SXSW 2024: We’re All Gonna Die wastes its filmmaker’s time. Don’t let it waste yours.

Screenshot 2024 03 20 At 63709pm

We’re All Gonna Die. // Courtesy SXSW

Generally when making a movie — especially one on a shoestring budget — the rule is “less is more.” You want to maximize the power of your storytelling without getting bogged down in extra stuff that strays from the point. Rules are made to be broken, of course, but writing and directing duo Matthew Arnold and Freddie Wong break them in all the wrong ways in their messy sci-fi romcom We’re All Gonna Die.

The film opens on an ambitious note, focusing on the sudden arrival of a massive, teleporting alien monolith called “The Spike,” which towers almost 10,000 miles into the sky. The Spike repeatedly disappears and reappears at various spots on the globe, killing millions each time it does.

12 years and thousands of jumps later, more than 100 million people are dead, and numerous attempts to destroy The Spike have failed. Mass death has become commonplace. Certainly, EMT Kai (Jordan Rodrigues) and Beekeeper Thalia (Ashley Burch), both of whom are grieving recent Spike-related losses, just see it as another of life’s many inconveniences. 

Another inconvenience: These two strangers almost crash into one another outside a state park. Before they can get too far into their meet cute, a Spike-induced phenomenon causes Kai and Thalia to end up in a separate location, halfway across the country from Kai’s recently-inherited Nissan 300 and Thalia’s bees. The pair set off on a road trip to recover Thalia’s hives, with many discoveries around the bend.

Apart from a few nuggets of information to show how the world has changed post-Spike, we don’t get much else out of We’re All Gonna Die. We see some emergent city-states like New Zion, which has its own border check, and a number of ghost towns left abandoned following Spike jumps. Radio stations have largely gone off the air, and metals from the monolith have poisoned fish, leading the CDC to put restrictions on Sushi. Most of these are small details mentioned in passing that don’t serve the plot beyond reminding you this is a Sci-Fi movie we’re watching. Mostly all they do is muck up the pacing.

At just under two hours, it’s safe to say that pacing is significantly mucked up — We’re All Gonna Die feels overlong, overwritten and empty. As leads, Rodrigues and Burch have solid natural chemistry as Thalia and Kai. Other than that, there’s not much to hold your attention, outside of the side characters Wong and Arnold throw in to liven things up — the odd pair goofy dude-bros or gun-toting mountain woman.

All the weird quirks detract from the good at the core of the film (good that nevertheless probably belongs in a different movie without under-addressed sci-fi pretentions).

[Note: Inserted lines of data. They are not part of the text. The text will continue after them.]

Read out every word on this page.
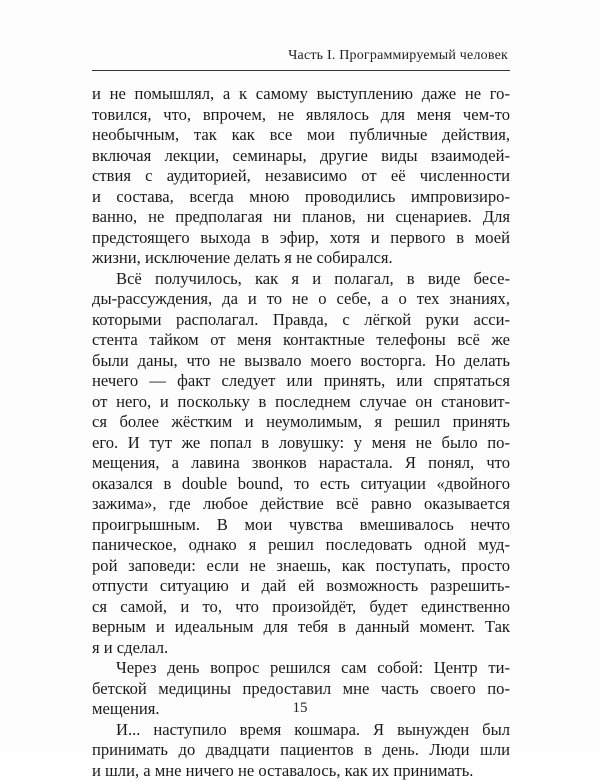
Часть I. Программируемый человек
и не помышлял, а к самому выступлению даже не го-
товился, что, впрочем, не являлось для меня чем-то
необычным, так как все мои публичные действия,
включая лекции, семинары, другие виды взаимодей-
ствия с аудиторией, независимо от её численности
и состава, всегда мною проводились импровизиро-
ванно, не предполагая ни планов, ни сценариев. Для
предстоящего выхода в эфир, хотя и первого в моей
жизни, исключение делать я не собирался.
Всё получилось, как я и полагал, в виде бесе-
ды-рассуждения, да и то не о себе, а о тех знаниях,
которыми располагал. Правда, с лёгкой руки асси-
стента тайком от меня контактные телефоны всё же
были даны, что не вызвало моего восторга. Но делать
нечего — факт следует или принять, или спрятаться
от него, и поскольку в последнем случае он становит-
ся более жёстким и неумолимым, я решил принять
его. И тут же попал в ловушку: у меня не было по-
мещения, а лавина звонков нарастала. Я понял, что
оказался в double bound, то есть ситуации «двойного
зажима», где любое действие всё равно оказывается
проигрышным. В мои чувства вмешивалось нечто
паническое, однако я решил последовать одной муд-
рой заповеди: если не знаешь, как поступать, просто
отпусти ситуацию и дай ей возможность разрешить-
ся самой, и то, что произойдёт, будет единственно
верным и идеальным для тебя в данный момент. Так
я и сделал.
Через день вопрос решился сам собой: Центр ти-
бетской медицины предоставил мне часть своего по-
мещения.
И... наступило время кошмара. Я вынужден был
принимать до двадцати пациентов в день. Люди шли
и шли, а мне ничего не оставалось, как их принимать.
15
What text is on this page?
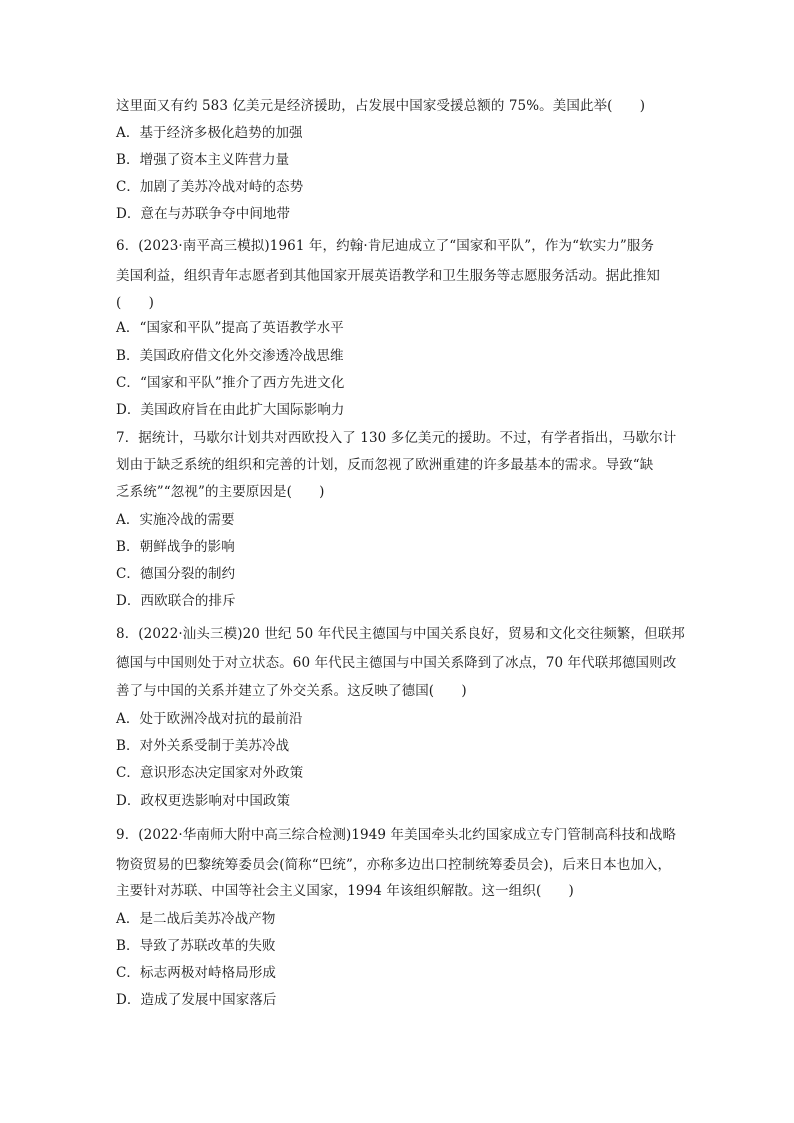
这里面又有约 583 亿美元是经济援助，占发展中国家受援总额的 75%。美国此举(　　)
A．基于经济多极化趋势的加强
B．增强了资本主义阵营力量
C．加剧了美苏冷战对峙的态势
D．意在与苏联争夺中间地带
6．(2023·南平高三模拟)1961 年，约翰·肯尼迪成立了“国家和平队”，作为“软实力”服务
美国利益，组织青年志愿者到其他国家开展英语教学和卫生服务等志愿服务活动。据此推知
(　　)
A．“国家和平队”提高了英语教学水平
B．美国政府借文化外交渗透冷战思维
C．“国家和平队”推介了西方先进文化
D．美国政府旨在由此扩大国际影响力
7．据统计，马歇尔计划共对西欧投入了 130 多亿美元的援助。不过，有学者指出，马歇尔计
划由于缺乏系统的组织和完善的计划，反而忽视了欧洲重建的许多最基本的需求。导致“缺
乏系统”“忽视”的主要原因是(　　)
A．实施冷战的需要
B．朝鲜战争的影响
C．德国分裂的制约
D．西欧联合的排斥
8．(2022·汕头三模)20 世纪 50 年代民主德国与中国关系良好，贸易和文化交往频繁，但联邦
德国与中国则处于对立状态。60 年代民主德国与中国关系降到了冰点，70 年代联邦德国则改
善了与中国的关系并建立了外交关系。这反映了德国(　　)
A．处于欧洲冷战对抗的最前沿
B．对外关系受制于美苏冷战
C．意识形态决定国家对外政策
D．政权更迭影响对中国政策
9．(2022·华南师大附中高三综合检测)1949 年美国牵头北约国家成立专门管制高科技和战略
物资贸易的巴黎统筹委员会(简称“巴统”，亦称多边出口控制统筹委员会)，后来日本也加入，
主要针对苏联、中国等社会主义国家，1994 年该组织解散。这一组织(　　)
A．是二战后美苏冷战产物
B．导致了苏联改革的失败
C．标志两极对峙格局形成
D．造成了发展中国家落后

For instance, both Kai and Thalia present interesting examples of how people process grief — he’s an open wound, she’s a badly-healed scar. After constantly pushing people away for most of the film, our odd couple has to realize it’s not their pain that’s holding them back, but lacking someone who identifies with what they’re each going through.

We’re All Gonna Die has potential in its premise, but it doesn’t seem to know how to direct those ideas into an effective story. The movie pads a relatively simple, humane story to preposterous degrees, as if it is scared to play things straight. Characters monologue to fill the silence. A giant alien spike is there for no logical reason. Were this all whittled down to 70 or 80 minutes it might be worth a light recommendation. Unfortunately, as it is, the movie is a reminder that just because you can make a movie two hours long doesn’t mean you should.